Once she was well again, I just tried to let her come around on her own. She spent most of her time hiding behind things, but so long as I was gentle and talked softly to her, I think she began to realize I wasn't there to kill and eat her. I tried offering her food, or just reaching for a quick pet here and there. The magic moment was when I discovered that smelly food had a deep impact on her, so while I know it's not the healthiest thing in the world, I tried offering her deli meats--turkey, ham, and finally what I discovered was her favorite thing ever--pastrami! Once she knew that I meant no harm, that I wouldn't force her love and I usually came bearing tasty gifts, she let her guard down and even started taking pastrami straight from my hands. From there, she progressed to wanting to be held and stroked and she purred so very much. From there it was full blown love :001_tt1:

It's a long process, don't be afraid to try all kinds of things like food or fun toys--things like Da Bird or a fishing line toy allow you to interact, but without being so close it makes them frightened. I would say don't force anything, because you'll do yourself more harm than good. Good luck--the struggle is really worth it in the end.


----------



## shmecci (Aug 7, 2011)

After some thought there are a couple of things I have realised I may be doing wrong.

Firstly one of the kittens just sometimes will not go back in the cage so I have to pick her up and put her in, she doesn't struggle but I don't think she likes it and therefore that may be why she is moving away from me when I try to touch her.

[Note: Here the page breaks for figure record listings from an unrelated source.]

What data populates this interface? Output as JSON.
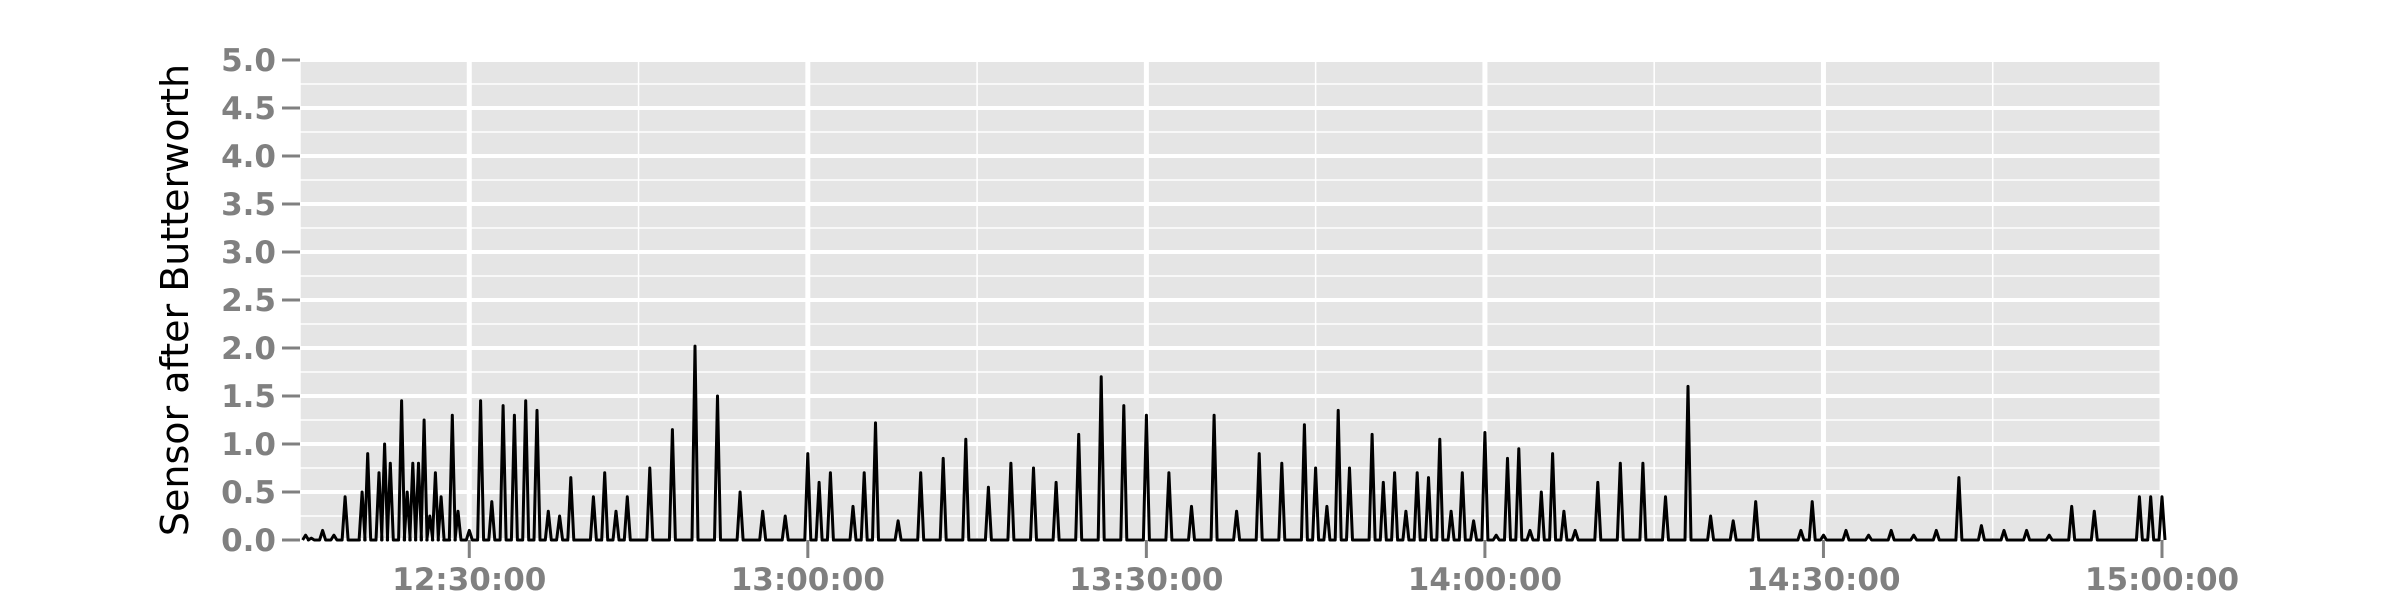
{
  "chart_data": {
    "type": "line",
    "title": "",
    "xlabel": "",
    "ylabel": "Sensor after Butterworth",
    "ylim": [
      0,
      5
    ],
    "xlim": [
      "12:15:00",
      "15:00:00"
    ],
    "grid": true,
    "colors": {
      "background": "#e5e5e5",
      "grid": "#ffffff",
      "line": "#000000",
      "ticks": "#808080"
    },
    "y_ticks": [
      "0.0",
      "0.5",
      "1.0",
      "1.5",
      "2.0",
      "2.5",
      "3.0",
      "3.5",
      "4.0",
      "4.5",
      "5.0"
    ],
    "x_ticks": [
      "12:30:00",
      "13:00:00",
      "13:30:00",
      "14:00:00",
      "14:30:00",
      "15:00:00"
    ],
    "series": [
      {
        "x": [
          "12:15:30",
          "12:16:00",
          "12:17:00",
          "12:18:00",
          "12:19:00",
          "12:20:00",
          "12:20:30",
          "12:21:00",
          "12:22:00",
          "12:22:30",
          "12:23:00",
          "12:24:00",
          "12:24:30",
          "12:25:00",
          "12:25:30",
          "12:26:00",
          "12:26:30",
          "12:27:00",
          "12:27:30",
          "12:28:00",
          "12:28:30",
          "12:29:00",
          "12:30:00",
          "12:31:00",
          "12:32:00",
          "12:33:00",
          "12:34:00",
          "12:35:00",
          "12:36:00",
          "12:37:00",
          "12:38:00",
          "12:39:00",
          "12:40:00",
          "12:41:00",
          "12:42:00",
          "12:43:00",
          "12:44:00",
          "12:45:00",
          "12:46:00",
          "12:48:00",
          "12:50:00",
          "12:52:00",
          "12:54:00",
          "12:56:00",
          "12:58:00",
          "13:00:00",
          "13:01:00",
          "13:02:00",
          "13:03:00",
          "13:04:00",
          "13:05:00",
          "13:06:00",
          "13:08:00",
          "13:10:00",
          "13:12:00",
          "13:14:00",
          "13:16:00",
          "13:18:00",
          "13:20:00",
          "13:22:00",
          "13:24:00",
          "13:26:00",
          "13:28:00",
          "13:30:00",
          "13:32:00",
          "13:34:00",
          "13:36:00",
          "13:38:00",
          "13:40:00",
          "13:42:00",
          "13:44:00",
          "13:45:00",
          "13:46:00",
          "13:47:00",
          "13:48:00",
          "13:49:00",
          "13:50:00",
          "13:51:00",
          "13:52:00",
          "13:53:00",
          "13:54:00",
          "13:55:00",
          "13:56:00",
          "13:57:00",
          "13:58:00",
          "13:59:00",
          "14:00:00",
          "14:01:00",
          "14:02:00",
          "14:03:00",
          "14:04:00",
          "14:05:00",
          "14:06:00",
          "14:07:00",
          "14:08:00",
          "14:09:00",
          "14:10:00",
          "14:12:00",
          "14:14:00",
          "14:16:00",
          "14:18:00",
          "14:20:00",
          "14:22:00",
          "14:24:00",
          "14:26:00",
          "14:28:00",
          "14:29:00",
          "14:30:00",
          "14:32:00",
          "14:34:00",
          "14:36:00",
          "14:38:00",
          "14:40:00",
          "14:42:00",
          "14:44:00",
          "14:46:00",
          "14:48:00",
          "14:50:00",
          "14:52:00",
          "14:54:00",
          "14:56:00",
          "14:58:00",
          "14:59:00",
          "15:00:00"
        ],
        "values": [
          0.05,
          0.02,
          0.1,
          0.05,
          0.45,
          0.0,
          0.5,
          0.9,
          0.7,
          1.0,
          0.8,
          1.45,
          0.5,
          0.8,
          0.8,
          1.25,
          0.25,
          0.7,
          0.45,
          0.0,
          1.3,
          0.3,
          0.1,
          1.45,
          0.4,
          1.4,
          1.3,
          1.45,
          1.35,
          0.3,
          0.25,
          0.65,
          0.0,
          0.45,
          0.7,
          0.3,
          0.45,
          0.0,
          0.75,
          1.15,
          2.02,
          1.5,
          0.5,
          0.3,
          0.25,
          0.9,
          0.6,
          0.7,
          0.0,
          0.35,
          0.7,
          1.22,
          0.2,
          0.7,
          0.85,
          1.05,
          0.55,
          0.8,
          0.75,
          0.6,
          1.1,
          1.7,
          1.4,
          1.3,
          0.7,
          0.35,
          1.3,
          0.3,
          0.9,
          0.8,
          1.2,
          0.75,
          0.35,
          1.35,
          0.75,
          0.0,
          1.1,
          0.6,
          0.7,
          0.3,
          0.7,
          0.65,
          1.05,
          0.3,
          0.7,
          0.2,
          1.12,
          0.05,
          0.85,
          0.95,
          0.1,
          0.5,
          0.9,
          0.3,
          0.1,
          0.0,
          0.6,
          0.8,
          0.8,
          0.45,
          1.6,
          0.25,
          0.2,
          0.4,
          0.0,
          0.1,
          0.4,
          0.05,
          0.1,
          0.05,
          0.1,
          0.05,
          0.1,
          0.65,
          0.15,
          0.1,
          0.1,
          0.05,
          0.35,
          0.3,
          0.0,
          0.45,
          0.45,
          0.45
        ]
      }
    ]
  }
}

Secondly the kittens can climb over the things blocking them into this certain area and when they do we use our hands to gently guide them back down. At first when we did this we could touch them and gently push them but now they know to jump down when we move towards them usually, that would explain why they are automatically moving away when I put my hand towards them.

Thirdly in quite a few articles it says that it is considered threatening to stare at the kittens for a long time. I'm afraid I do do this, because they are so cute for a start and also because I feel like I have to keep an eye on them so they don't escape.

Can anyone tell me if I am right in thinking these could be the reasons, maybe I am better letting them have the whole room so I don't have to watch them and keep them contained in a certain area of it, I feel like I might be giving them mixed signals at the moment!


----------



## Myanimalmadhouse (Mar 6, 2011)

Yeah you should really let them have the whole room now, let them explore, play with them with dangly toys or lazers, something that they can play with on their own terms and not have to have close contact if they dont want to. Lots of treats and basically let them relax, which means you need to chill too as they can sense your tension 

Also with jumping every time theres a noise, they will get used to it but it helps just to be as normal as you can, if you try to make the house quiet then you will also start to jump or react when theres a noise which in turn will make them think its not a normal noise


----------



## shmecci (Aug 7, 2011)

Thankyou! I'll try letting them have the whole room and hopefully it means we will be a lot more relaxed around them. Cheers for all your advice I'll let you know how it goes


----------



## Merenwenrago (Sep 5, 2010)

Lynx is our feral cat we got as a kitten, but can't remember how exactly we calmed her down. She was so skittish and didn't even come close to anyone at all and ran when someone or something moved and didn't sleep on anyone.

She still runs but at least lets us stroke her and pick her up for cuddles and she sleeps on the bed.

I think constant love, hugging, combing and stroking does the trick and playing with them using the wand stick or other toys.

When you feed them talk to them lovingly and stroke them a few times before putting the food in the bowl. Do this constantly and they should warm up to you.


----------